Therapeutic anti-melanoma effect induced by immunization of MF59-YW002/HSP65-MUC1 in mice. C57BL/6 mice (n = 8) were inoculated 1.2 × 10⁵ MUC1⁺ B16 melanoma cells on day 0 and injected sub-cutaneously (s.c.) with HSP65-MUC1 alone, or combined with MF59-YW002/HSP65-MUC1, or MF59-YW002 on days 1, 8, 15 and 23. Tumor volume was measured every 2 days, and the survival of mice was calculated. PBS-injected mice were used as a negative control. *p < 0.05 compared with the PBS group. (A) Experimental procedure. (B) Tumor growth curves.
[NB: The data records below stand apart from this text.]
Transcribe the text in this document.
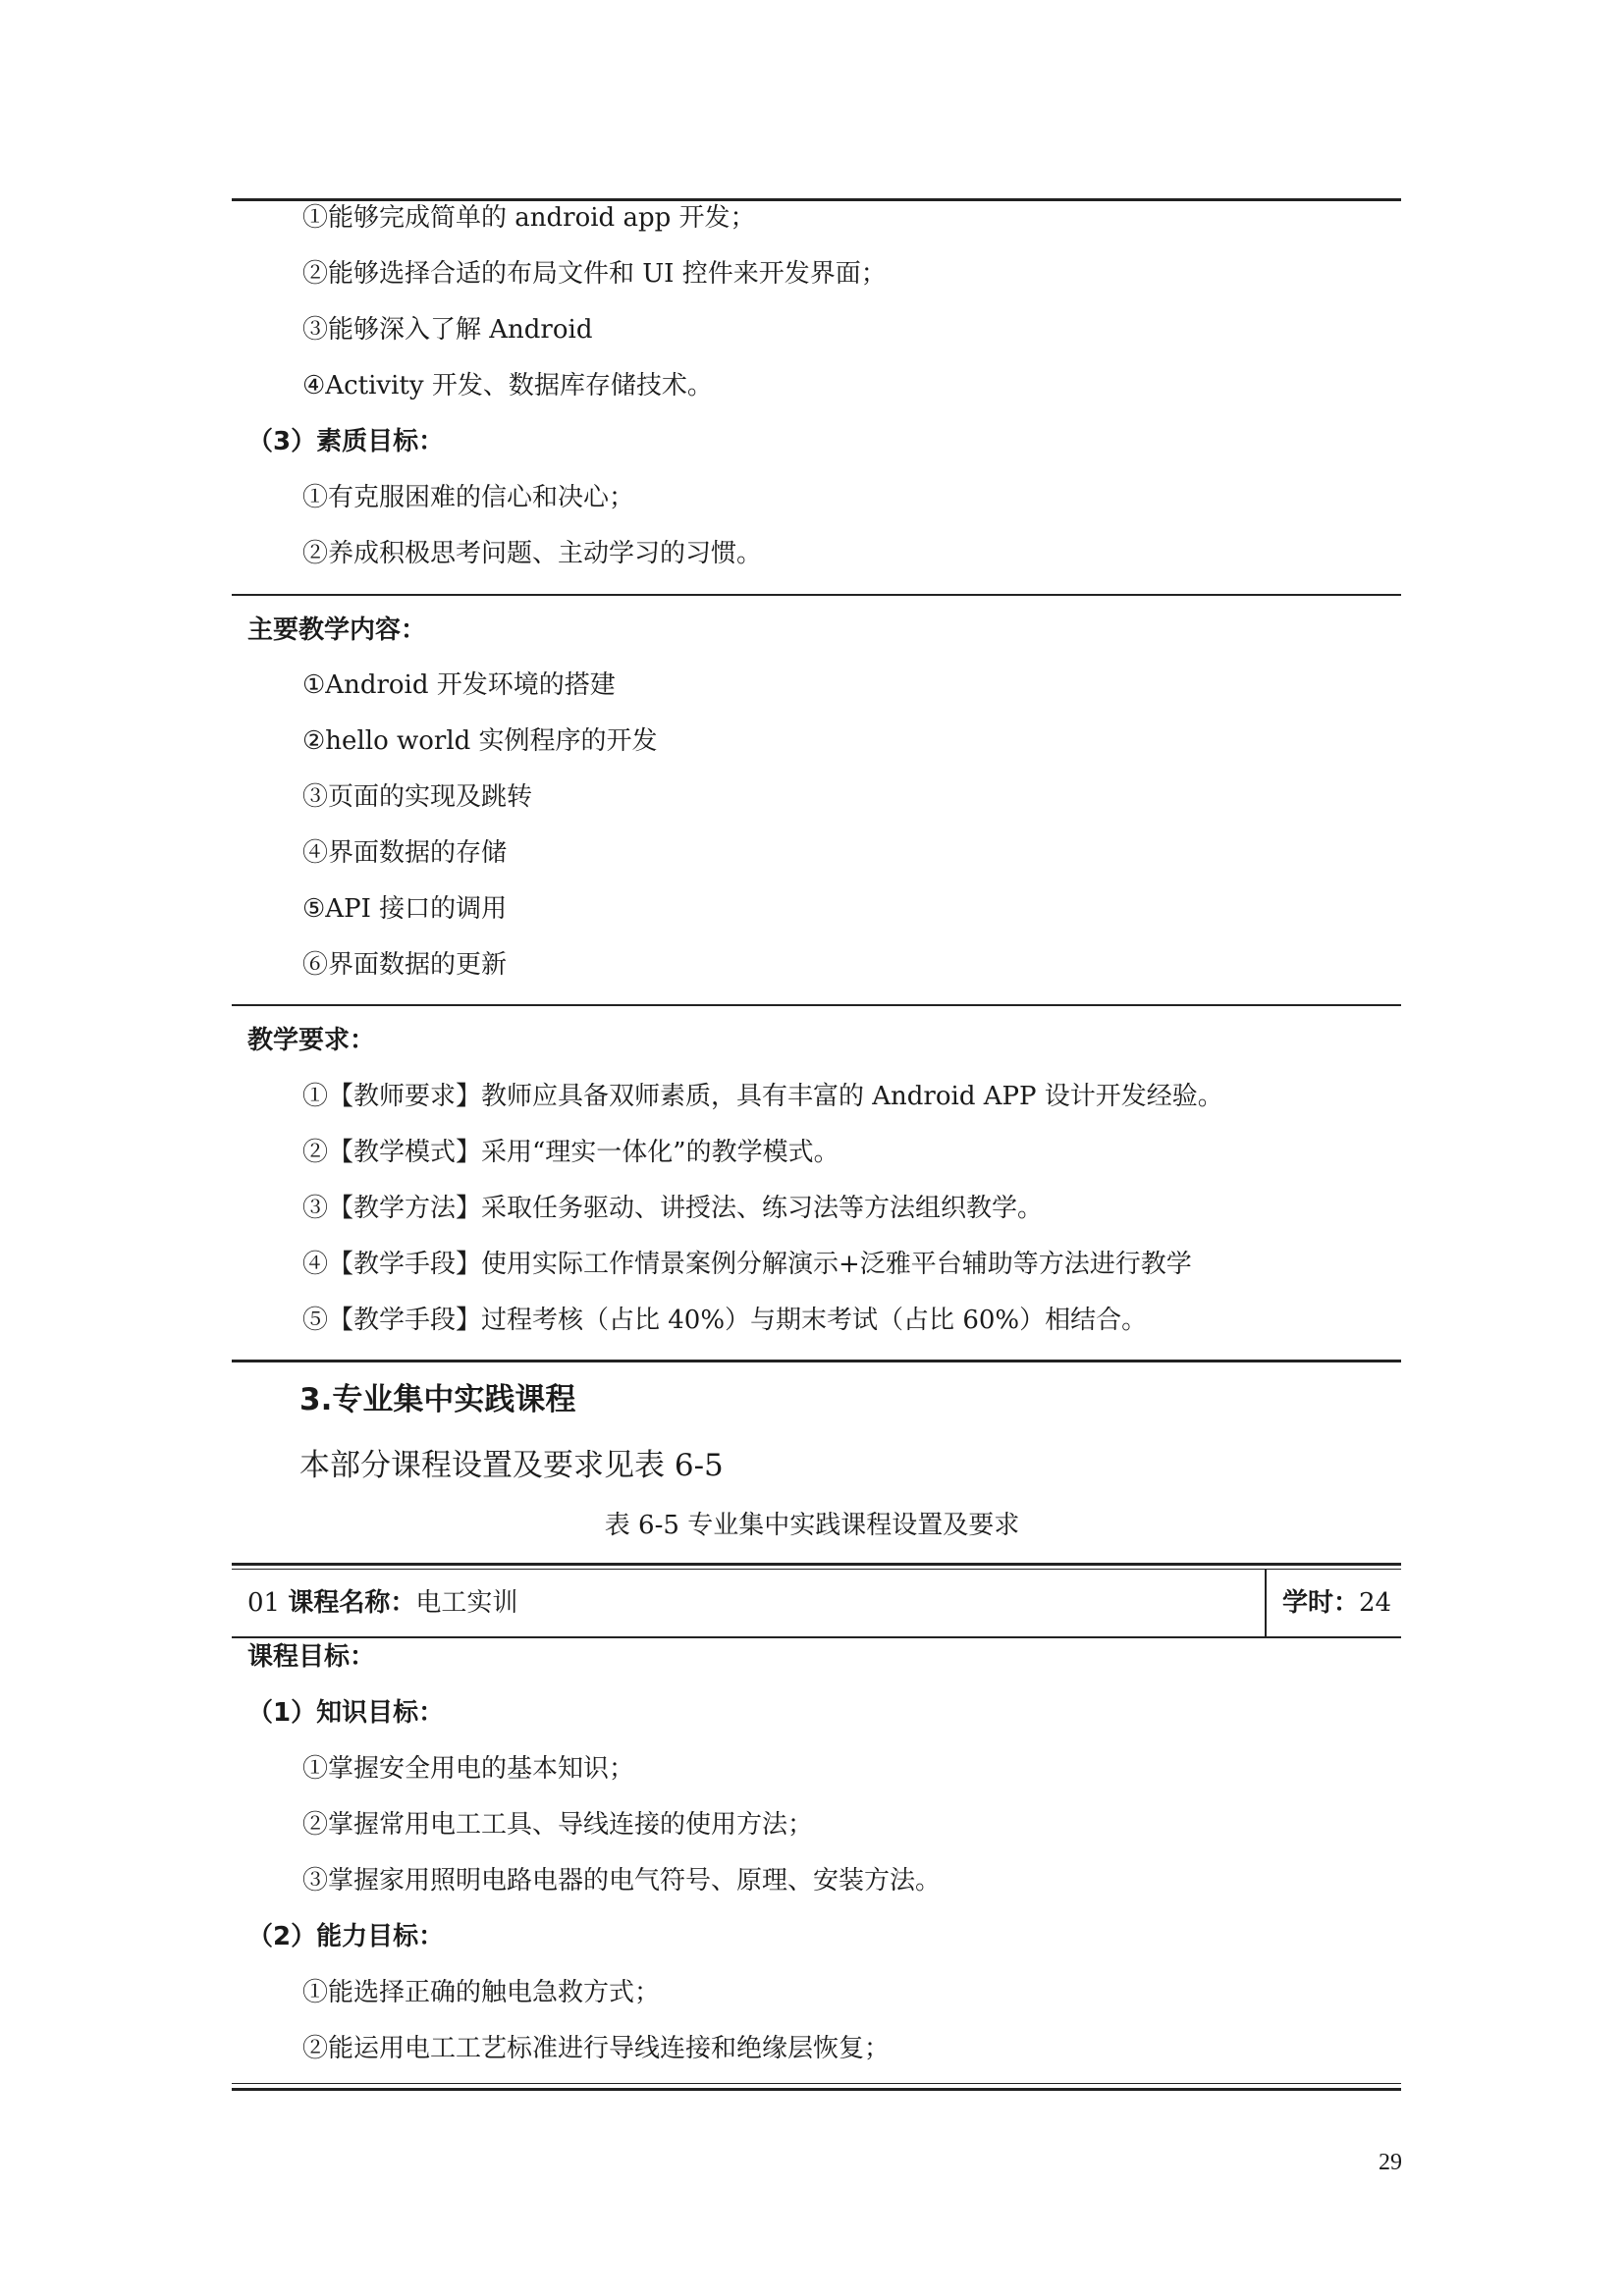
①能够完成简单的 android app 开发；
②能够选择合适的布局文件和 UI 控件来开发界面；
③能够深入了解 Android
④Activity 开发、数据库存储技术。
（3）素质目标：
①有克服困难的信心和决心；
②养成积极思考问题、主动学习的习惯。
主要教学内容：
①Android 开发环境的搭建
②hello world 实例程序的开发
③页面的实现及跳转
④界面数据的存储
⑤API 接口的调用
⑥界面数据的更新
教学要求：
①【教师要求】教师应具备双师素质，具有丰富的 Android APP 设计开发经验。
②【教学模式】采用“理实一体化”的教学模式。
③【教学方法】采取任务驱动、讲授法、练习法等方法组织教学。
④【教学手段】使用实际工作情景案例分解演示+泛雅平台辅助等方法进行教学
⑤【教学手段】过程考核（占比 40%）与期末考试（占比 60%）相结合。
3.专业集中实践课程
本部分课程设置及要求见表 6-5
表 6-5 专业集中实践课程设置及要求
01 课程名称：电工实训	学时：24
课程目标：
（1）知识目标：
①掌握安全用电的基本知识；
②掌握常用电工工具、导线连接的使用方法；
③掌握家用照明电路电器的电气符号、原理、安装方法。
（2）能力目标：
①能选择正确的触电急救方式；
②能运用电工工艺标准进行导线连接和绝缘层恢复；
29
Each line represents tumor growth kinetics in each mouse. (C) Survival of mice.

Fig. 4

HSP65-MUC1 specific antibody levels in sera of immunized mice. HSP65-MUC1 specific IgG1 and IgG2c levels in sera of immunized mice were determined by ELISA on day 7 after the last immunization. (A) Serum IgG1 and IgG2c levels. (B) IgG2c/IgG1 ratio.

Fig. 5

Relative expression of IFN-γ and IL-4 mRNA in splenocytes from immunized mice. The IFN-γ and IL-4 mRNA expression in splenocytes of immunized mice was determined on day 1 after the last immunization. All results, normalized to the IFN-γ and IL-4 mRNA expression in splenocytes of HSP65-MUC1-immunized mice, were expressed as 2^−ΔΔCt (ΔCt = Ct_IFN-γ/IL-4 − Ct_GAPDH, ΔΔCt = ΔCt_Purpose − ΔCt_HSP65-MUC1).

Fig. 6

Induction of MUC1-specific CD69⁺CD8⁺ T cells and cytotoxic T lymphocytes in immunized mice. C57BL/6 mice (n = 3) were immunized with HSP65-MUC1 alone, MF59/HSP65-MUC1 or MF59-YW002/HSP65-MUC1 on days 1 and 8. On day 18, mice were sacrificed for isolating splenocytes. After stimulation with HSP65-MUC1 for 12 h, the splenocytes were stained with FITC-labeled anti-CD8 mAb and PE-labeled anti-CD69 mAb and analyzed by flow cytometry. (A) Fluorescence analysis of CD8⁺CD69⁺ T cells in splenocytes. (B) Average ratio of CD8⁺CD69⁺ T cells in splenocytes from three mice. (C) Splenocyte cytotoxicity assay. Splenocytes were stimulated with HSP65-MUC1 for 5 days, and then co-cultured with the MUC1⁺ B16 melanoma cells at an effector/target (E:T) ratio of 5:1, 15:1, and 45:1, for 6 h. Statistical significance (p < 0.05) compared with other groups was represented as follows: * vs. PBS; # vs. HSP65-MUC1; Δ vs. MF59/HSP65-MUC1.

Fig. 7

Immunological memory is induced by immunization with MF59-YW002/HSP65-MUC1 in mice. Mice (n = 5) from the group receiving prophylactic immunization with MF59-YW002/HSP65-MUC1 followed by transfer of MUC1⁺ B16 melanoma cells were rechallenged sub-cutaneously (s.c.) with 1.2 × 10⁵ MUC1⁺ B16 melanoma cells. Naïve mice (n = 5) were inoculated s.c. with 1.2 × 10⁵ MUC1⁺ B16 melanoma cells as controls. Survival of mice was recorded after re-challenge. *p < 0.05 compared with naïve mice.